Near Orlando, there’s a beautiful stretch of Florida gulf coastline where manatee live year round. While manatees can be found all over Florida and sometimes beyond, only in Citrus County can humans legally interact with them. With less than a 1.5 hour drive northwest, swimming with the manatees is a perfect day-trip from the major theme parks. Most of the tours leave from either Crystal River or nearby Homosassa, Florida.
About Swimming with Manatees in Citrus County
During the cold winter months when the water temperature sinks below 65 degrees, the gentle giants move into the warmer inland waters instead of the colder gulf. Hundreds of natural springs warm the shallow water to the perfect 72 degrees and ample vegetation provides plenty of food. King’s Bay, including Three Sisters Springs, and Homosassa Springs are the most likely places your tour will visit in Citrus County. During warmer months, your guide may have to search a bit longer to find the year-round resident manatees.
As a threatened species protected by both the Endangered Species Act and the Marine Mammals Act, interaction with the manatees is highly regulated and heavy fines can be imposed for breaking the laws. The rules are strict and enforced for good reason: manatees have no natural predators and the biggest threat to them is us. As the outsiders entering the home of wild animals, humans are required to practice “passive observation”. This keeps us from disturbing them as much as possible.

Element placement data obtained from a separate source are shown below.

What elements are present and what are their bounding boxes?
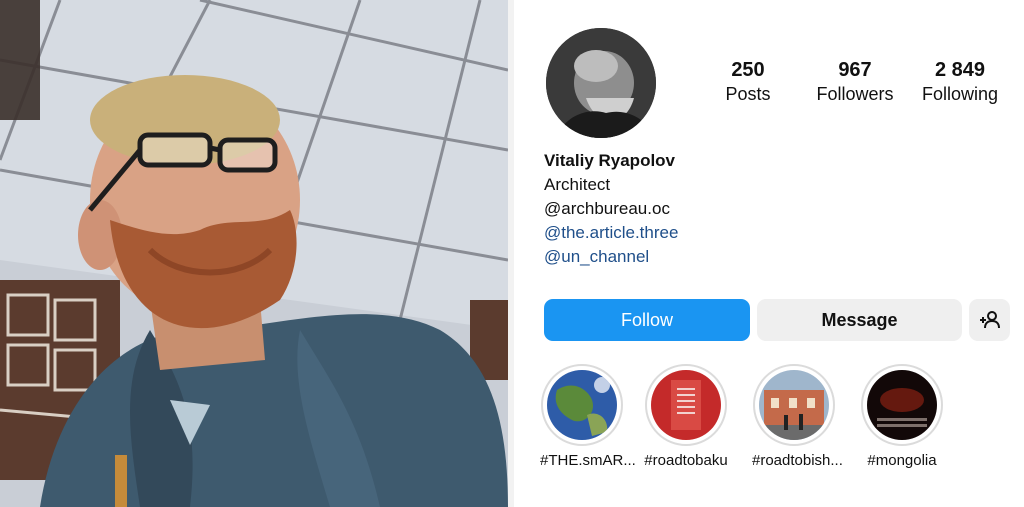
highlight-earth-image — [547, 370, 617, 440]
profile-panel: 250 Posts 967 Followers 2 849 Following … — [508, 0, 1024, 507]
highlight-ring — [645, 364, 727, 446]
followers-stat[interactable]: 967 Followers — [802, 58, 908, 106]
following-label: Following — [921, 84, 999, 104]
bio-handle: @archbureau.oc — [544, 199, 670, 218]
profile-photo — [0, 0, 508, 507]
bio-occupation: Architect — [544, 175, 611, 194]
highlight-item[interactable]: #THE.smAR... — [540, 364, 636, 470]
posts-stat[interactable]: 250 Posts — [710, 58, 786, 106]
highlight-red-poster-image — [651, 370, 721, 440]
posts-count: 250 — [731, 59, 765, 81]
bio-link-channel[interactable]: @un_channel — [544, 245, 678, 269]
following-stat[interactable]: 2 849 Following — [910, 58, 1010, 106]
profile-name: Vitaliy Ryapolov — [544, 151, 676, 170]
profile-bio: Vitaliy Ryapolov Architect @archbureau.o… — [544, 149, 678, 269]
suggest-user-button[interactable] — [969, 299, 1010, 341]
following-count: 2 849 — [934, 59, 986, 81]
follow-button[interactable]: Follow — [544, 299, 750, 341]
highlight-ring — [541, 364, 623, 446]
highlight-caption: #THE.smAR... — [540, 452, 636, 469]
message-button[interactable]: Message — [757, 299, 962, 341]
posts-label: Posts — [725, 84, 771, 104]
highlight-item[interactable]: #roadtobish... — [752, 364, 843, 470]
followers-label: Followers — [816, 84, 894, 104]
highlight-item[interactable]: #roadtobaku — [644, 364, 728, 470]
highlight-dark-image — [867, 370, 937, 440]
avatar-image — [546, 28, 656, 138]
highlight-caption: #roadtobaku — [644, 452, 728, 469]
profile-avatar[interactable] — [546, 28, 656, 138]
add-person-icon — [979, 311, 1000, 329]
bio-link-article[interactable]: @the.article.three — [544, 221, 678, 245]
highlight-ring — [861, 364, 943, 446]
selfie-illustration — [0, 0, 508, 507]
followers-count: 967 — [838, 59, 872, 81]
highlight-caption: #mongolia — [867, 452, 937, 469]
highlight-caption: #roadtobish... — [752, 452, 843, 469]
highlight-item[interactable]: #mongolia — [860, 364, 944, 470]
highlight-building-image — [759, 370, 829, 440]
highlight-ring — [753, 364, 835, 446]
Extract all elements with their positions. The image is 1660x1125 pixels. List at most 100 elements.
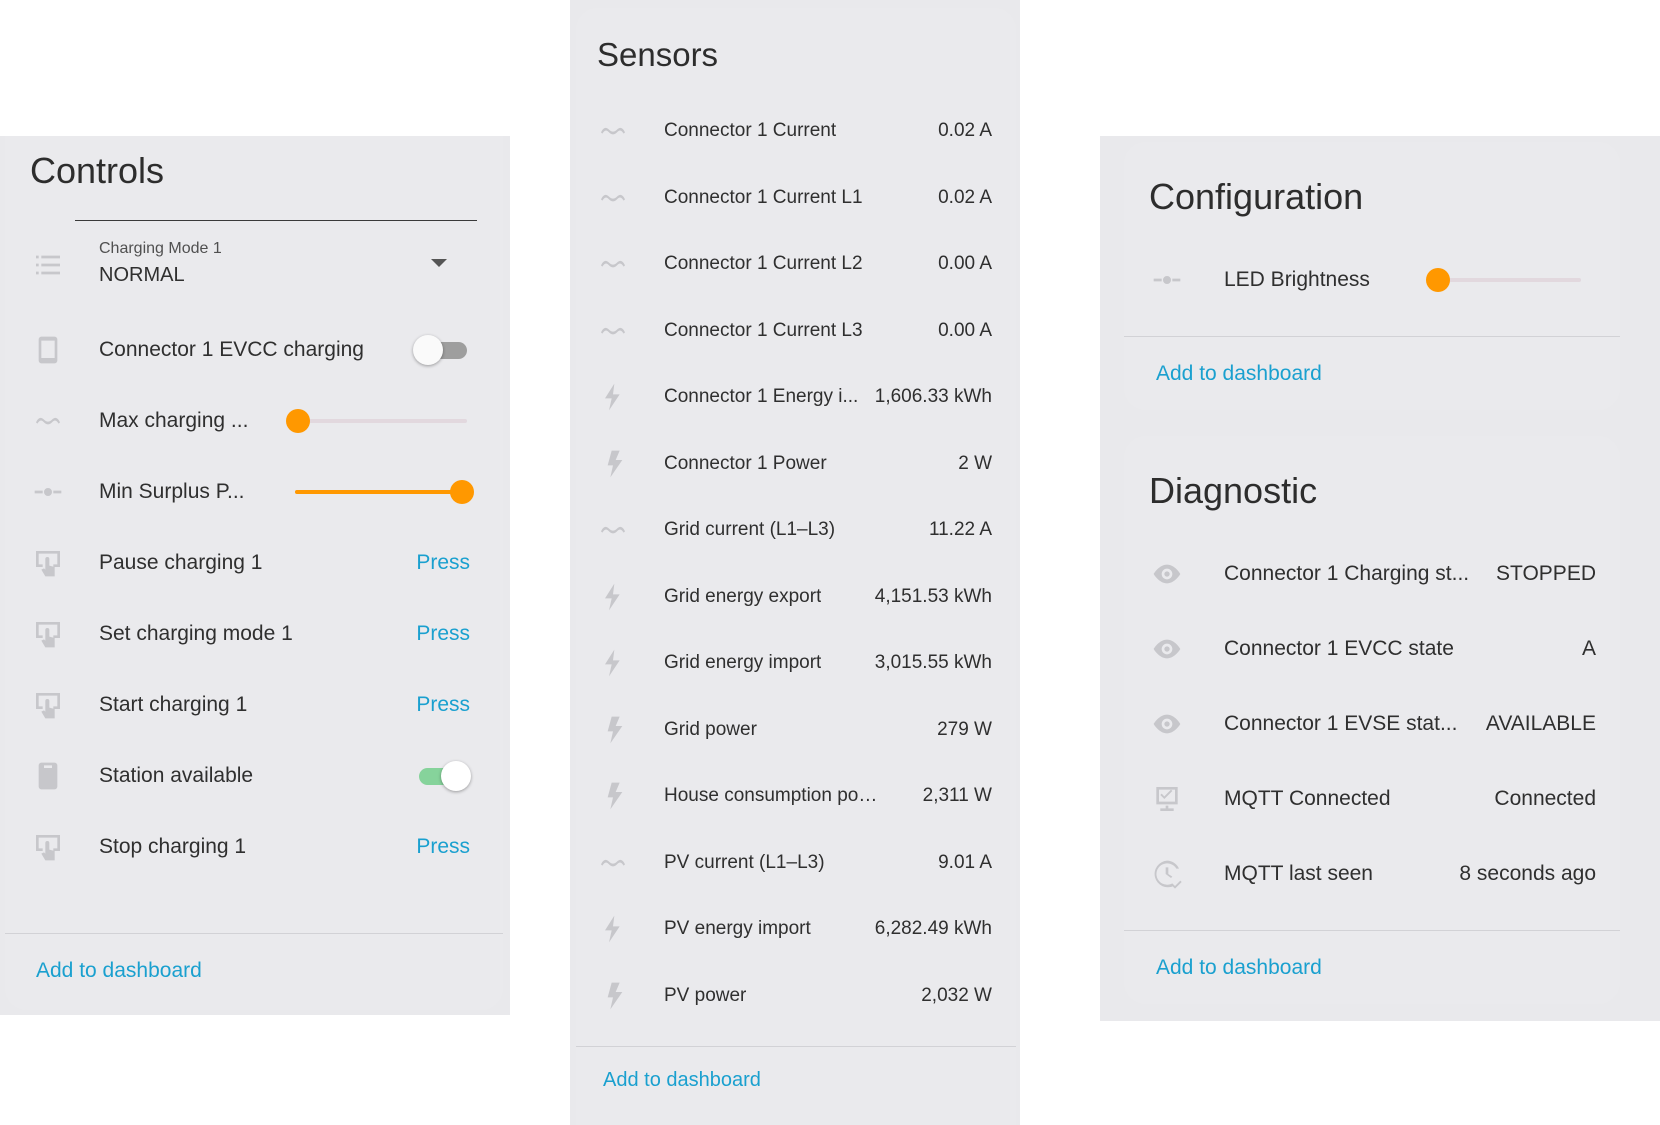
diagnostic-value: Connected [1494,786,1596,810]
diagnostic-row[interactable]: MQTT Connected Connected [1124,761,1620,836]
gesture-tap-icon [32,831,64,863]
sensors-title: Sensors [597,36,719,73]
controls-row: Connector 1 EVCC charging [5,314,503,385]
controls-row-label: Set charging mode 1 [99,621,293,645]
flash-icon [597,448,629,480]
controls-row-label: Connector 1 EVCC charging [99,337,364,361]
diagnostic-label: MQTT Connected [1224,786,1391,810]
configuration-divider [1124,336,1620,337]
sensor-label: Grid energy import [664,652,822,673]
sensor-label: PV current (L1–L3) [664,851,825,873]
current-ac-icon [597,514,629,546]
charging-mode-label: Charging Mode 1 [99,240,222,257]
list-icon [32,249,64,281]
gesture-tap-icon [32,689,64,721]
diagnostic-label: Connector 1 EVCC state [1224,636,1454,660]
diagnostic-card: Diagnostic Connector 1 Charging st... STO… [1124,436,1620,1004]
sensor-row[interactable]: Connector 1 Current L1 0.02 A [576,165,1016,231]
sensors-add-to-dashboard[interactable]: Add to dashboard [603,1069,761,1092]
sensor-label: Connector 1 Power [664,452,827,474]
flash-icon [597,714,629,746]
sensor-row[interactable]: PV current (L1–L3) 9.01 A [576,830,1016,896]
sensor-row[interactable]: Connector 1 Current L2 0.00 A [576,231,1016,297]
current-ac-icon [597,248,629,280]
slider-icon [1151,264,1183,296]
sensor-row[interactable]: Connector 1 Current L3 0.00 A [576,298,1016,364]
sensor-value: 279 W [937,718,992,740]
diagnostic-row[interactable]: Connector 1 EVCC state A [1124,611,1620,686]
configuration-card: Configuration LED Brightness Add to dash… [1124,142,1620,410]
sensor-row[interactable]: House consumption power 2,311 W [576,763,1016,829]
sensor-value: 0.02 A [938,186,992,208]
sensors-card: Sensors Connector 1 Current 0.02 A Connect… [576,8,1016,1125]
sensor-value: 9.01 A [938,851,992,873]
sensor-label: PV energy import [664,918,811,939]
sensor-label: Connector 1 Current L1 [664,186,863,208]
press-button[interactable]: Press [416,693,470,717]
configuration-title: Configuration [1149,176,1364,217]
sensor-row[interactable]: Grid energy import 3,015.55 kWh [576,630,1016,696]
lightning-icon [597,913,629,945]
controls-add-to-dashboard[interactable]: Add to dashboard [36,959,202,983]
controls-row-label: Stop charging 1 [99,834,247,858]
press-button[interactable]: Press [416,622,470,646]
sensor-row[interactable]: Grid current (L1–L3) 11.22 A [576,497,1016,563]
diagnostic-row[interactable]: Connector 1 EVSE stat... AVAILABLE [1124,686,1620,761]
controls-row: Stop charging 1 Press [5,811,503,882]
sensor-label: Connector 1 Current L3 [664,319,863,341]
controls-row-label: Min Surplus P... [99,479,245,503]
sensor-value: 2,311 W [922,785,992,806]
value-slider[interactable] [295,478,474,506]
charging-mode-select[interactable]: Charging Mode 1 NORMAL [5,220,503,312]
sensor-value: 0.02 A [938,120,992,141]
sensor-row[interactable]: Connector 1 Power 2 W [576,431,1016,497]
brightness-slider[interactable] [1426,266,1581,294]
diagnostic-value: AVAILABLE [1485,711,1596,735]
sensor-row[interactable]: PV power 2,032 W [576,963,1016,1029]
sensor-row[interactable]: Connector 1 Current 0.02 A [576,98,1016,164]
sensor-value: 0.00 A [938,253,992,274]
sensor-row[interactable]: Grid energy export 4,151.53 kWh [576,564,1016,630]
diagnostic-label: MQTT last seen [1224,861,1373,885]
controls-row: Pause charging 1 Press [5,527,503,598]
slider-fill [295,489,462,494]
diagnostic-label: Connector 1 Charging st... [1224,561,1470,585]
select-underline [75,220,477,221]
sensor-value: 1,606.33 kWh [874,386,992,407]
diagnostic-row[interactable]: Connector 1 Charging st... STOPPED [1124,536,1620,611]
press-button[interactable]: Press [416,551,470,575]
toggle-switch[interactable] [413,760,471,791]
configuration-add-to-dashboard[interactable]: Add to dashboard [1156,362,1322,386]
controls-divider [5,933,503,934]
sensor-value: 4,151.53 kWh [874,585,992,607]
sensor-value: 3,015.55 kWh [874,652,992,673]
sensor-label: Connector 1 Current [664,120,837,141]
slider-thumb[interactable] [1426,267,1450,292]
press-button[interactable]: Press [416,835,470,859]
diagnostic-title: Diagnostic [1149,470,1318,511]
current-ac-icon [597,182,629,214]
diagnostic-add-to-dashboard[interactable]: Add to dashboard [1156,956,1322,980]
toggle-switch[interactable] [413,334,471,365]
diagnostic-row[interactable]: MQTT last seen 8 seconds ago [1124,836,1620,911]
sensor-row[interactable]: Grid power 279 W [576,697,1016,763]
monitor-check-icon [1151,783,1183,815]
current-icon [32,405,64,437]
sensor-value: 0.00 A [938,319,992,341]
slider-thumb[interactable] [450,479,474,504]
sensor-row[interactable]: PV energy import 6,282.49 kWh [576,896,1016,962]
cellphone-icon [32,760,64,792]
sensor-label: Grid current (L1–L3) [664,519,836,540]
gesture-tap-icon [32,618,64,650]
value-slider[interactable] [286,407,467,435]
slider-thumb[interactable] [286,408,311,433]
config-row: LED Brightness [1124,242,1620,317]
controls-card: Controls Charging Mode 1 NORMAL Connecto… [5,136,503,1010]
controls-title: Controls [30,150,165,191]
slider-icon [32,476,64,508]
lightning-icon [597,581,629,613]
diagnostic-value: 8 seconds ago [1459,861,1596,885]
sensor-row[interactable]: Connector 1 Energy i... 1,606.33 kWh [576,364,1016,430]
sensor-label: PV power [664,984,747,1006]
eye-icon [1151,708,1183,740]
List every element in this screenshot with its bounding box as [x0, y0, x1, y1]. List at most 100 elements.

Manatees must approach you for a simple one hand touch, otherwise keep your distance and observe these beautiful creatures from afar. They can be curious, so they do often come close for a stroke of their algae-covered bodies.
What to expect during a Manatee Swim Tour
Manatees are most often found in the morning hours, before gulf waters warm and they get tired of human observers. Early tours book more quickly for this reason. We arrived just before dawn to sign in and watch the required 8 minute Manatee Manners video. Our guide also explained some manatee conservation highlights and best practices for our swim. Then it was off to the equipment house for wet suit fittings before boarding a pontoon boat for our journey. While the manatees find the spring-fed waters perfect, it’s pretty chilly for humans. The extra protection of the neoprene suit helps with both extra warmth and buoyancy.
In reality, it’s more of a “hover” than a “swim” with the manatees. We don’t want to disturb the animals or the river bottom, so each person uses a pool noodle. Tucked under the belly, the noodle lets us relax and enjoy the experience instead of flailing about or struggling to stay afloat. Along with in-water guides, volunteers in kayaks help groups to spot manatees and ensure the interaction rules are being followed.
Why Swim with Manatees in Homosassa Springs
Unlike Crystal River’s Kings Bay, Manatees don’t come by the hundreds to Homosassa Springs. But along with the smaller number of animals come a smaller number of people. This quieter, more intimate experience is a draw for visitors who prefer smaller crowds. Our family definitely fits into this category.
We also enjoyed the 30 minute ride on the Old Homosassa River to the springs. Our guide pointed out wildlife along the banks, including a pair of nesting osprey and a heron searching for breakfast. Hearing the history of the area was an added highlight, including learning about the origins of Monkey Island of Homosassa and nearby Homosassa Springs State Wildlife Park. If you have extra time after your swim with manatees in Homosassa Springs, the park is a great way to see other native Florida wildlife, plus a “human fishbowl” viewing area where non-swimmers can also see manatees underwater.
Our swim with manatees in Homosassa Springs was over all too soon. The air was an unseasonably cool 52 degrees on our tour day. We were definitely cold after an hour with the manatees. But even though we shivered in the water, we weren’t ready to leave them behind. Being close to this peaceful, gentle creature in the wild is an unforgettable experience. Once you’ve looked a manatee in the eyes, seen the boat prop scars on its body, it’s impossible to forget that they need our help to stay safe.